Video: There Are Suicide Animals

Video: There Are Suicide Animals
Video: Are There Any Animals Other than Humans That Commit Suicide? 2024, April
Anonim

Suicide is the voluntary taking of one's own life. The reasons for such an act in people can be mental illness, loss of the meaning of life, pursuing failure and humiliation by others, the loss of a loved one. These reactions are inherent in humans, but I wonder if there have been cases of suicide in the animal kingdom?

There are suicide animals
There are suicide animals

Lemmings

A fairly widespread myth is that lemmings once a few years huddle in flocks in order to follow the leader to a cliff or water barrier, where their voluntary death awaits them. Such actions are allegedly aimed at reducing the extremely increased population size and protecting the species from extinction. However, in fact, these small animals prefer to live alone, do not have a leader and swim well. The latest observations of scientists have shown that the sharp decline in the number of lemmings is not due to animal suicides. In crowded conditions, males become more aggressive and begin to kill cubs, thereby regulating the number of individuals.

Whales

A sad sight - several huge majestic creatures lie on the ground, dying under the weight of their own bodies. Whales are washed ashore in many parts of the world, singly or in groups. Scientists find it difficult to name the exact reason for this behavior, but they believe that the point here is not a desire to commit suicide. "Suspects" are the noise from submarines, malfunctions in the magnetic compass of animals, and diseases. These factors can cause disorientation of animals, as a result of which they end up on land.

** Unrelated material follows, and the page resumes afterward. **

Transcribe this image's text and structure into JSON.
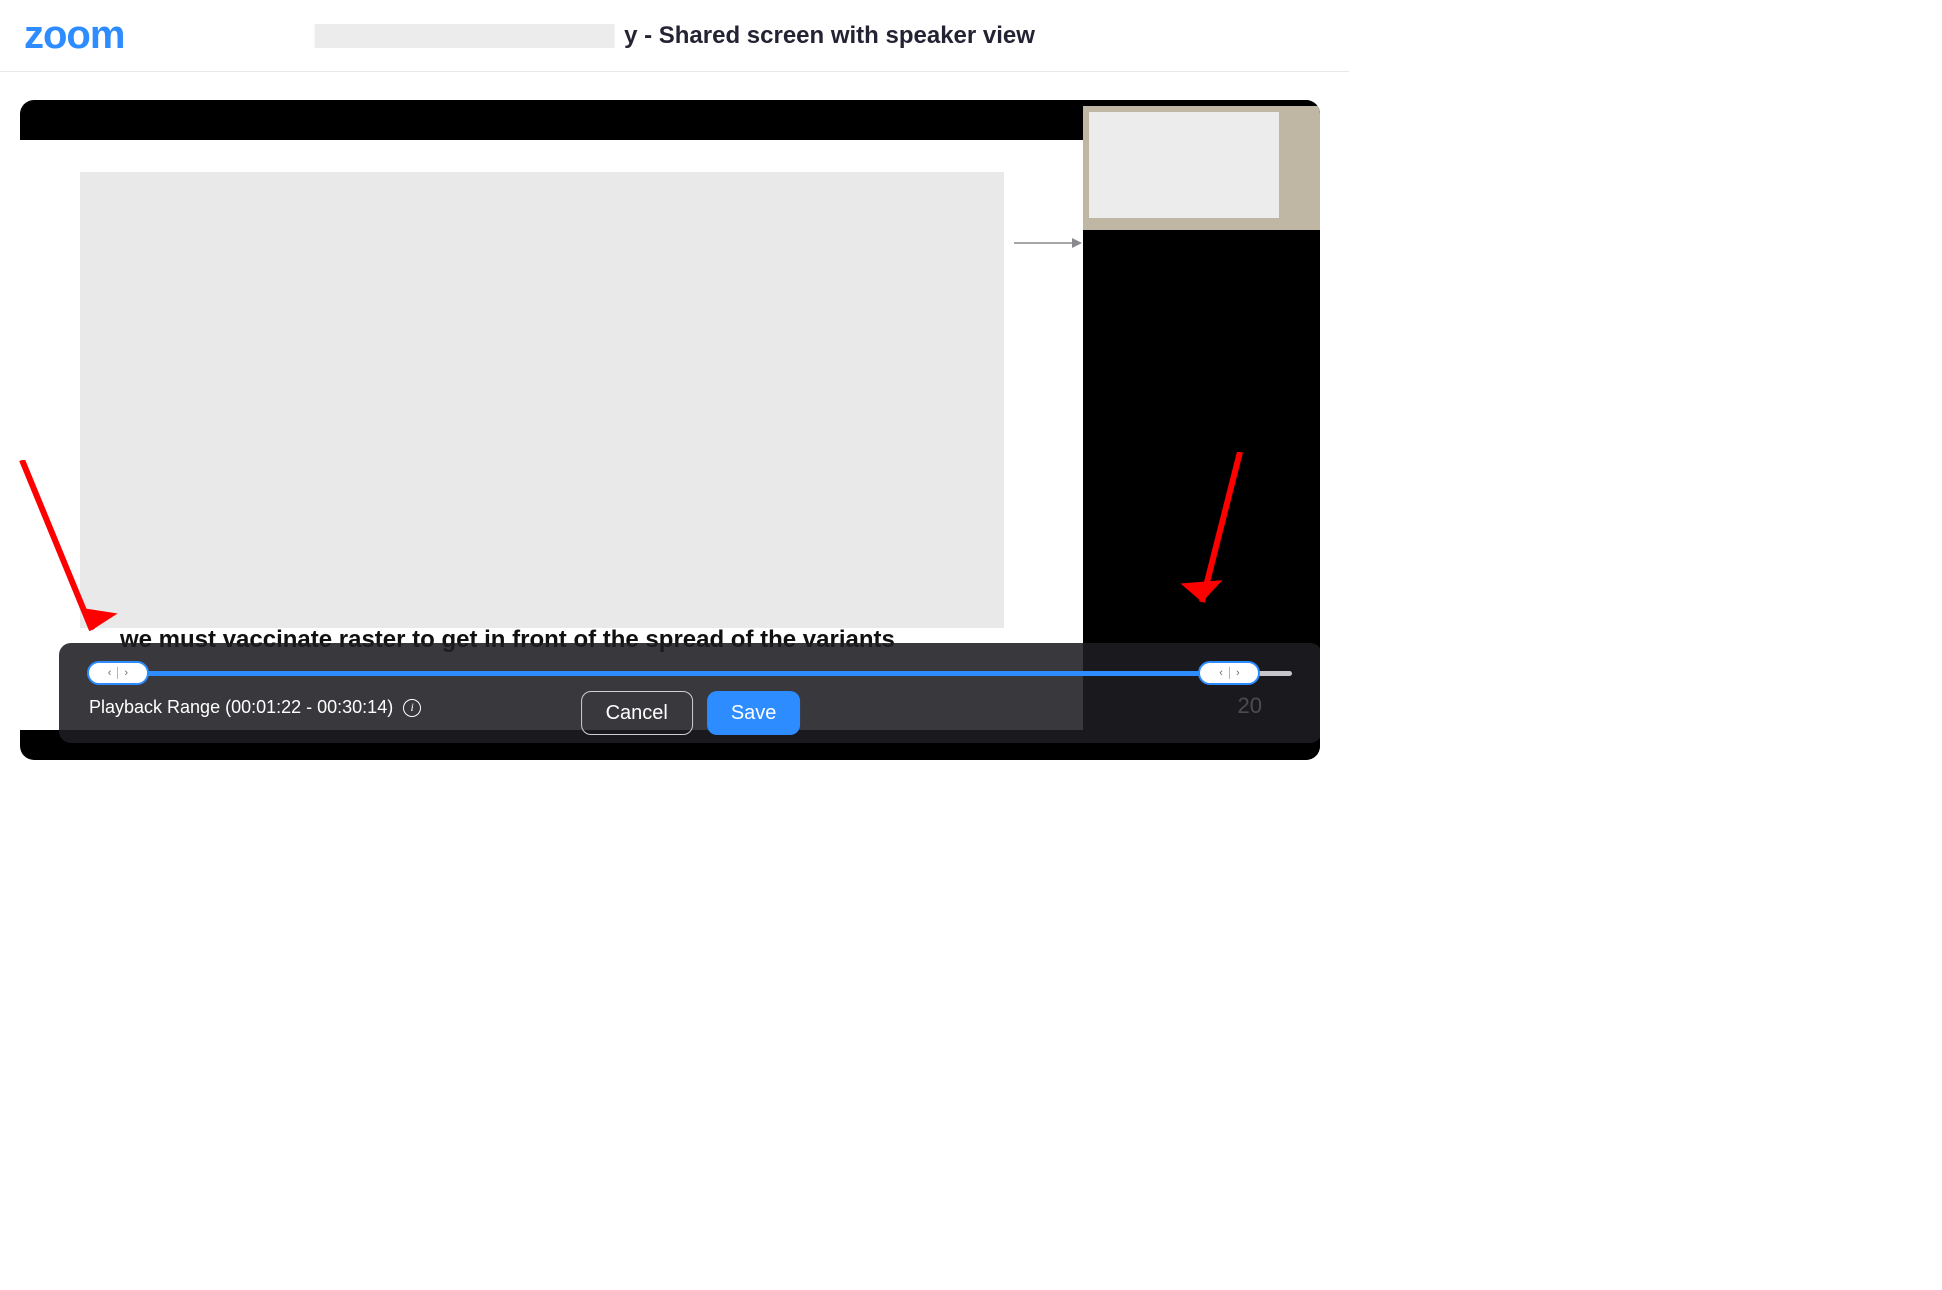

Cases of whales being thrown onto land were recorded back in ancient Greece, so it is impossible to blame only modern technologies for this.

Zombie animals

A grasshopper who jumped into a pond and drowned there, or an ant pretending to be a berry so that the birds would peck it up - is not suicide, and, in the case of the same ant, invented with a fair amount of imagination. However, insects do not behave in this way voluntarily. They are coerced by the parasites that have occupied their body. In the case of the grasshopper, the culprit is the hairy worm larva. An adult worm needs water where it can reproduce, so it forces its owner to deliver it there. And nematodes living in juvenile American ants need to enter the body of birds to complete the cycle. Therefore, they make the backs of their hosts red, like berries, and make them sit phlegmatically on the branches, instead of trying to escape when danger appears.

Often, parasites not only change the behavior of their host, pushing him to death, but also make them protect their offspring before death.

Mystical

Not all cases of death of animals, reminiscent of suicide, have been successfully explained by scientists. For example, in Scotland there is a bridge called Overtown, from which dogs regularly jump. Most falls from a fifteen-meter height end in the death of the dog, but some persistent suicides have done it twice.